Salvador Perez (Radio Flyer Wagon) - We're not talking about the crappy cheap plastics ones made today. Instead, Perez is the heavy duty stamped metal version. It's the classic all-around toy, and Perez is quickly becoming a great all-around player. Not only does Perez have a cannon behind the plate, but he's developing solid power for a catcher as well. Let's just hope his career from this point forward can hold up as well as the original Radio Flyer wagons.

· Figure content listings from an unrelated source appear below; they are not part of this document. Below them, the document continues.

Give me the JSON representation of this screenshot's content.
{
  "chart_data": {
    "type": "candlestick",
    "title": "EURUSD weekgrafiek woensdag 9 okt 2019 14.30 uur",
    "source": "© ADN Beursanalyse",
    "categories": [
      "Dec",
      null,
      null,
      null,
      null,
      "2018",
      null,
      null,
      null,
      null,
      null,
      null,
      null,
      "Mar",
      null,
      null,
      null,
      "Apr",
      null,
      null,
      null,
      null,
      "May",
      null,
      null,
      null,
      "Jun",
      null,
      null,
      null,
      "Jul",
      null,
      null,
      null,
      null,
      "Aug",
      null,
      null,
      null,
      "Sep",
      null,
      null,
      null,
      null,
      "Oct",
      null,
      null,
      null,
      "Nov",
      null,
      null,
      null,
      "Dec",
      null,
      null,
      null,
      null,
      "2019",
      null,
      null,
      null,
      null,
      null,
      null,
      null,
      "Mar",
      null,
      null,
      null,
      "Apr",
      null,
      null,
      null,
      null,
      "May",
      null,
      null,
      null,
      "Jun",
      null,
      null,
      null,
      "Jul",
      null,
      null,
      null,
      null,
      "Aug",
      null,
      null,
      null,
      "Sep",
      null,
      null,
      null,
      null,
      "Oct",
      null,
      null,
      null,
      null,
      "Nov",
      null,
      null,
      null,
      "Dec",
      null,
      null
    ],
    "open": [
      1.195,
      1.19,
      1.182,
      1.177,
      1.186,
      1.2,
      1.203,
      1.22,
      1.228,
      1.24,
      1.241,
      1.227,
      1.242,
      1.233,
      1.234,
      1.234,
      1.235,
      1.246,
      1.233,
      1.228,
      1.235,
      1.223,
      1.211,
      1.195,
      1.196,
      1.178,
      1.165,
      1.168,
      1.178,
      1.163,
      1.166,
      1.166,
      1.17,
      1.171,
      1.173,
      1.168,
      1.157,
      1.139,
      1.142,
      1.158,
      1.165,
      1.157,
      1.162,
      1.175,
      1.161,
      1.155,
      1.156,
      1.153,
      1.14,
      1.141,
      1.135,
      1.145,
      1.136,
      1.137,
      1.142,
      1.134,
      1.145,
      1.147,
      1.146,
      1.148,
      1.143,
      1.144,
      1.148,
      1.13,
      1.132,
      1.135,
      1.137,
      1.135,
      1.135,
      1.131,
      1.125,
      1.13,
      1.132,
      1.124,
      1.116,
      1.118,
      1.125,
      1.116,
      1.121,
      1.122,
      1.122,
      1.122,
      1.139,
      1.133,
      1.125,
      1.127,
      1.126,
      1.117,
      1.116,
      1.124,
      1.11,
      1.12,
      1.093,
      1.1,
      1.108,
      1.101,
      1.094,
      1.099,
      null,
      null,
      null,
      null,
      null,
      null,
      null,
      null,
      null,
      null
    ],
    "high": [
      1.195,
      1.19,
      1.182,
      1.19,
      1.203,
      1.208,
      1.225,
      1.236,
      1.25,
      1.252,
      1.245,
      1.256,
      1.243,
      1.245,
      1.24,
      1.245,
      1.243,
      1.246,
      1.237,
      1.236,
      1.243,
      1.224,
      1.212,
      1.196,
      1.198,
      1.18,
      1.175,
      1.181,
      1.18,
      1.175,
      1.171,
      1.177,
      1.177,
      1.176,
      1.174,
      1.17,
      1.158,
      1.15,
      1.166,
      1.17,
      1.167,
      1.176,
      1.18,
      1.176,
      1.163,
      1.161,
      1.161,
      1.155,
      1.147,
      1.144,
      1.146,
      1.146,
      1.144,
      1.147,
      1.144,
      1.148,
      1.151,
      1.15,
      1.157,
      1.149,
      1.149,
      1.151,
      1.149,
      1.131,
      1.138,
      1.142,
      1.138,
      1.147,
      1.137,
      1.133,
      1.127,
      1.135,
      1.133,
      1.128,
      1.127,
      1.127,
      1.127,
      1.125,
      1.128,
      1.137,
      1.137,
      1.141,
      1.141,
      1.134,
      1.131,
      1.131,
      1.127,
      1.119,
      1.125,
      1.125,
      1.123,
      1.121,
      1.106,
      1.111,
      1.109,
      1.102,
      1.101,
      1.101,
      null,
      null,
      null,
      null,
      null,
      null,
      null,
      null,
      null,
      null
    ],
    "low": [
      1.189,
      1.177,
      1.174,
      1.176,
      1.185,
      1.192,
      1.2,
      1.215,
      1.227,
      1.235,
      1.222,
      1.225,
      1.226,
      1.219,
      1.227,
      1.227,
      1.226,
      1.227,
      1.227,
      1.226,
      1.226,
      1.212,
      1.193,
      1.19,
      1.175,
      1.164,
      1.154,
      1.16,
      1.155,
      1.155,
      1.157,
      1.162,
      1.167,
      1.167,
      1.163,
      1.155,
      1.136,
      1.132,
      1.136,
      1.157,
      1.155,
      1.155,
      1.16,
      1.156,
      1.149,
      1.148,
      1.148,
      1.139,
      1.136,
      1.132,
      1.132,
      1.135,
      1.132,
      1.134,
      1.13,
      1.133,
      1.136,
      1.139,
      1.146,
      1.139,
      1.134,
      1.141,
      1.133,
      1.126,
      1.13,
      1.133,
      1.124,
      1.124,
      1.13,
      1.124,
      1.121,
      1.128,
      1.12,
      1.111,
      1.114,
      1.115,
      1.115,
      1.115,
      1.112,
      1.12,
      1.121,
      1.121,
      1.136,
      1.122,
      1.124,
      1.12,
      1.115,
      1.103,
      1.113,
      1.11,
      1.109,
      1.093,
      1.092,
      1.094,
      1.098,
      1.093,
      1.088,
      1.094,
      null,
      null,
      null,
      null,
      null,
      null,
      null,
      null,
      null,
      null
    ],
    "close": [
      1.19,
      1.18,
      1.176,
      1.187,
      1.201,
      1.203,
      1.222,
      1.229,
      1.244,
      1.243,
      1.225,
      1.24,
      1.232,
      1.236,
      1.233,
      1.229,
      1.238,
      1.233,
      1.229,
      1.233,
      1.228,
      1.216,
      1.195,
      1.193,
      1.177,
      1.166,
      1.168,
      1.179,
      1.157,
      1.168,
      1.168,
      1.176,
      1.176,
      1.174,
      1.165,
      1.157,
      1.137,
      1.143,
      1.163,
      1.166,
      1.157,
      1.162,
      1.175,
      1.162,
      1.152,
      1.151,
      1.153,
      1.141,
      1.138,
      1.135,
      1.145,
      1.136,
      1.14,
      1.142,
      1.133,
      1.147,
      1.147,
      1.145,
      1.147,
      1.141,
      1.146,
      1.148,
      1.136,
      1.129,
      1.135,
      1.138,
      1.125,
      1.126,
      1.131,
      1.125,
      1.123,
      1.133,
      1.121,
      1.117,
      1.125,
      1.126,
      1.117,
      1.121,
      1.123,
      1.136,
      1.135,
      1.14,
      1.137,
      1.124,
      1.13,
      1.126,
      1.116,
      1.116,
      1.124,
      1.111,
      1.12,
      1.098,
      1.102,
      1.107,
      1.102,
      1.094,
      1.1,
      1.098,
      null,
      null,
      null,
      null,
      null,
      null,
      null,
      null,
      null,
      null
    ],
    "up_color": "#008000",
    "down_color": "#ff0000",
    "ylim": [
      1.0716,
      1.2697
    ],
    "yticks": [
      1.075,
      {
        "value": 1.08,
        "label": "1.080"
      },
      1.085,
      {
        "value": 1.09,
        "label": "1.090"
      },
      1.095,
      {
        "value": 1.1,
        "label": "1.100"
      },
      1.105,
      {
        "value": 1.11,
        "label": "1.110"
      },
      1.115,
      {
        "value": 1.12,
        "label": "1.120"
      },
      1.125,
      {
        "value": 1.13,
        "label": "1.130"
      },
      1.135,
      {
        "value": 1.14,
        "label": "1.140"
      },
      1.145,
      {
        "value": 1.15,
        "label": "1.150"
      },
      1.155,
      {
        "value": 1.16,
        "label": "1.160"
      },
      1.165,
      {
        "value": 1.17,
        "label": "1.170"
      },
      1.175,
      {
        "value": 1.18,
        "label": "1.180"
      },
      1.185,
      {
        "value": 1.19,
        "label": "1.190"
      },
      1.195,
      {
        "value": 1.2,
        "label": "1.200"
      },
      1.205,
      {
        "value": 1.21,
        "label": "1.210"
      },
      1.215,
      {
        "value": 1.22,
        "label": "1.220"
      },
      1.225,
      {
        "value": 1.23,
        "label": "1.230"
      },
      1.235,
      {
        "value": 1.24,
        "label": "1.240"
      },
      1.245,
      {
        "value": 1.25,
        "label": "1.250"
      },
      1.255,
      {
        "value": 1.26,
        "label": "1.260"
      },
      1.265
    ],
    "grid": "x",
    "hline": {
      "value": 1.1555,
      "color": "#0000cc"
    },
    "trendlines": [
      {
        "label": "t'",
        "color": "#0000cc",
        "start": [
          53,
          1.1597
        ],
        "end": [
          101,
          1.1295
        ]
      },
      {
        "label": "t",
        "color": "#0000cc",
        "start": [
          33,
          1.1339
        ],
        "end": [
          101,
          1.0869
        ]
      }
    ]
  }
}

James Shields (Stretch Armstrong) - No matter your reaction to the trade, you can't sneeze at the fact that Shields has thrown at least 200 innings in each of the past six seasons. With 14 complete games over the last two seasons, here's to hoping Shields is stretched out and ready to do the same in Kansas City.
David Glass (Star Wars Action Figure) - There is little doubt that many in Kansas CIty aren't big fans of Glass and Company.
Rex Hudler (Big Wheel) - It's colorful, much like Hudler. Many hated Hud at the beginning of last season, but he quietly developed a cult following over the season. With Hud being known for his catchphrases like "Call the cops" and "Busdriver", Hudler is always going places...much like the classic Big Wheel. For those of you not on #TeamRex, he can be your ChattyCathy.
Denny Matthews (Matchbox Car) - Maybe the premier toy, for the premier person involved with the Royals. When people ask me my favorite Royal of all-time? I'd say it's likely not someone such as George Brett or Carlos Beltran, it's Denny. I grew up listening to him on the radio, and fans are still fortunate to have him on the air...much like my journey with matchbox cars (Shoutout to my parents and the plastic tote of matchbox cars located somewhere in their basement).
Dayton Moore (Play-Doh) - I'm actually kicking myself that Moore gets to be such a cool Christmas toy, but ultimately it is Moore's job to mold the team into what it is. Let's hope Dayton remembers to put the Play-Doh back in the canister when he is done playing. I don't think fans can handle this team drying out so quickly in 2013.
Ned Yost (Magna Doodle) - At times when you see the lineup the Royals roll out each day (especially the batting order), I picture Ned sitting in the dugout, treating it like a magna doodle.